Allah SWT berfirman :
الْيَوْمَ أَكمَلْتُ لَكُمْ دِيْنَكُمْ وَ أَتْمَمْتُ عَلَيْكُمْ
نِعْمَتِيْ وَرَضِيْتُ لَكُمْ الإِسلاَمَ دِيْنًا...ج (سورة المائدة :
3)
“pada hari ini telah Kusempurnakan untuk kamu agamamu, dan telah
Ku-cukupkan kepadamu nikmat-Ku, dan telah Ku-ridhai Islam itu jadi agama
bagimu...” (QS. Al- Maidah : 3)
Agama Islam adalah
agama yang sempurna, yang sempurna dengan segala sesuatu yang berkaitan dengan
kehidupan manusia. Al-Qur’an telah mengatur segala sesuatu yang terkait dengan
urusan dunia dan urusan akhirat. Hal ini tertuang dalam Al-Qur’an dan Hadits yang merupakan sumber pedoman
hidup manusia.
Allah SWT berfirman :
وَمَنْ يَبْـتَغِ غَيْرَ
الْإِسلاَمِ دِيْنًا فَلَنْ يُقْبَلَ مِنْهُ وَهُوَ فِيْ الأَخِرَةِ مِنَ
الخَاسِرِيْنِ (سورة المائدة :8 )
"Barangsiapa mencari
agama selain agama Islam, maka sekali-kali tidaklah akan diterima (agama itu)
daripadanya, dan Dia di akhirat termasuk orang-orang yang merudi”
Salah satu hal penting
sebagai bukti bahwa Islam merupakan satu-satunya agama yang benar dan cocok
dijadikan sebagai pedoman hidup manusia adalah dengan adanya keselarasan antara
agama Islam dengan ilmu pengetahuan, sehingga bisa dicapai titik temu antara
keduanya.
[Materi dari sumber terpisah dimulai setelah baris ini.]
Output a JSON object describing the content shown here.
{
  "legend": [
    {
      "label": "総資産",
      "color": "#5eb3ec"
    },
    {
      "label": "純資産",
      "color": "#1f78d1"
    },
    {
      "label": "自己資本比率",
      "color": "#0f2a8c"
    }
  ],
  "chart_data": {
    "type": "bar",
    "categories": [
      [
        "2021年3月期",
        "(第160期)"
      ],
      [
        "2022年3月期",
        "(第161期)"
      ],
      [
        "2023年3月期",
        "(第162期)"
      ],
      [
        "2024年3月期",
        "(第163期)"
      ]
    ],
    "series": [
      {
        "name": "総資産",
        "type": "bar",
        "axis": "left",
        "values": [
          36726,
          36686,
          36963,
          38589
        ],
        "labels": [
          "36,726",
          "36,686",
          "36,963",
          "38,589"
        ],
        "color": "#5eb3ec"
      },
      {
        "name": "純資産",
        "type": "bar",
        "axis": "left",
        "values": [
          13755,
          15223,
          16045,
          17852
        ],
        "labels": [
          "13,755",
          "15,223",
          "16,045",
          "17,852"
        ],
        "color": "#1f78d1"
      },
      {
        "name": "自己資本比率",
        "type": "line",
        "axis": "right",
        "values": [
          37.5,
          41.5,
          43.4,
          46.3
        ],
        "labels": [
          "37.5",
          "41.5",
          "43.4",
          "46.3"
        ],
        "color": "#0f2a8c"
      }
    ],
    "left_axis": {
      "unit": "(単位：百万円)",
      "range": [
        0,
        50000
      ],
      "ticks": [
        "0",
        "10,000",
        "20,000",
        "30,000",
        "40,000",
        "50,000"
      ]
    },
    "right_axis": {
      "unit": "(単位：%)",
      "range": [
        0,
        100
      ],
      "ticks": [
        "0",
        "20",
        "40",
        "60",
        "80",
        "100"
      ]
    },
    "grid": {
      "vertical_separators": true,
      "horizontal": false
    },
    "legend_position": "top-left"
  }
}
Bahkan, selain sebagai pedoman hidup,
Al-Qur’an dan Hadist merupakan sumber ilmu pengetahuan.
Al-Qur’an diturunkan
kepada Nabi Muhammad SAW merupakan mukjizat yang paling besar pengaruhnya,
isinya selalu relevan dengan kehidupan, serta ilmu-ilmu yang terkandung di
dalamnya merupakan anugerah bagi manusia.
Salah satu kemu’jizatan atau keistimewaan Al-Qur’an adalah hubungannya
dengan sains dan ilmu pengetahuan, begitu pentingnya sains dan ilmu pengetahuan
dalam Al-Qur’an sehingga Allah menurunkan ayat yang pertama kali yang berkaitan
dengan sains yaitu Surah Al-‘ Alaq ayat 1-5.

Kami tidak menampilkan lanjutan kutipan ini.